First of all, I should impress on the teachers of your building that reading is the most important subject with which we have to deal in the elementary school. Unfortunately, there is a tendency in this city, as well as elsewhere, to measure a child's progress, if not actually to decide upon his fitness for promotion, by his ability in arithmetic. Now, while arithmetic is a highly important subject, and merits our best attention, it is altogether conceivable that men and women may get along successfully in life with only a modicum of arithmetical skill. Indeed, the average person in adult life has little use for anything but the simple fundamental processes of addition, subtraction and multiplication, while reading functions to an enormous degree in the affairs of every day life, not only in conducting the affairs of the working day, but in the right employment of one's leisure. Hence, the position of so many teachers that reading as a subject, is of relatively little importance beyond the first and second grades is hardly a tenable one.

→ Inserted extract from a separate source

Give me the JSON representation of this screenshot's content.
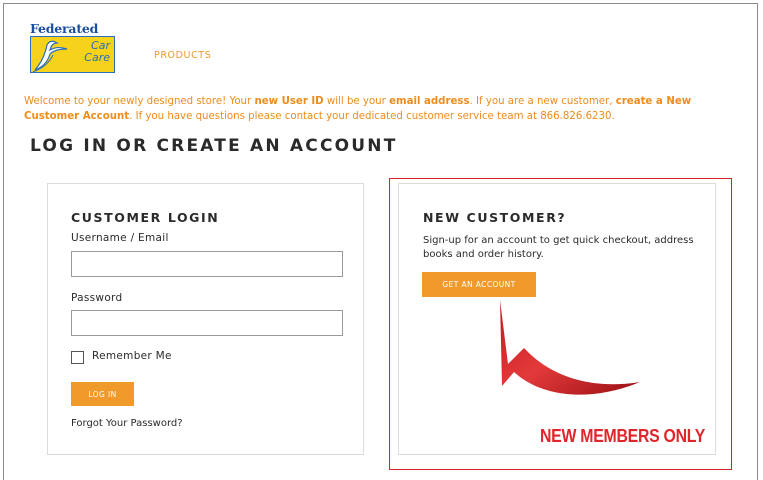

In the next place, I should point out to the teachers that reading is an extremely complex subject, and one which is exceedingly hard to teach. Nothing is easier than to distribute readers to a class and to call upon the individual members to read in turn with an occasional criticism by the teacher. Such a lesson could hardly be called a reading lesson, but it is considered so in unfortunately too many cases. Again, there is a lack of clear understanding that reading must be considered both from the standpoint of silent reading and oral reading. Many teachers regard reading as synonymous with oral reading, neglecting entirely the wide field of silent reading. In the elementary school, it is indeed necessary to devote considerable time to oral recitations in reading, but the time given to oral reading should decrease from lower grades to higher grades, and the time given to silent reading increased from grade to grade until in the higher grades of the elementary school silent reading should receive most attention. In adult life, one's oral reading demands relatively an insignificant portion of our time, while silent reading for information or for pleasure is an indispensable part of daily life.
Then, too, reading is complex in that the attempt to analyze a reading situation is not an easy task. To discover why a child fails in reading and to prescribe an adequate remedy calls forth the best skill which the teacher possesses, a task which is complicated by the truth that there is no panacea for poor reading, but every case, in a very real sense, must be judged upon its own merits.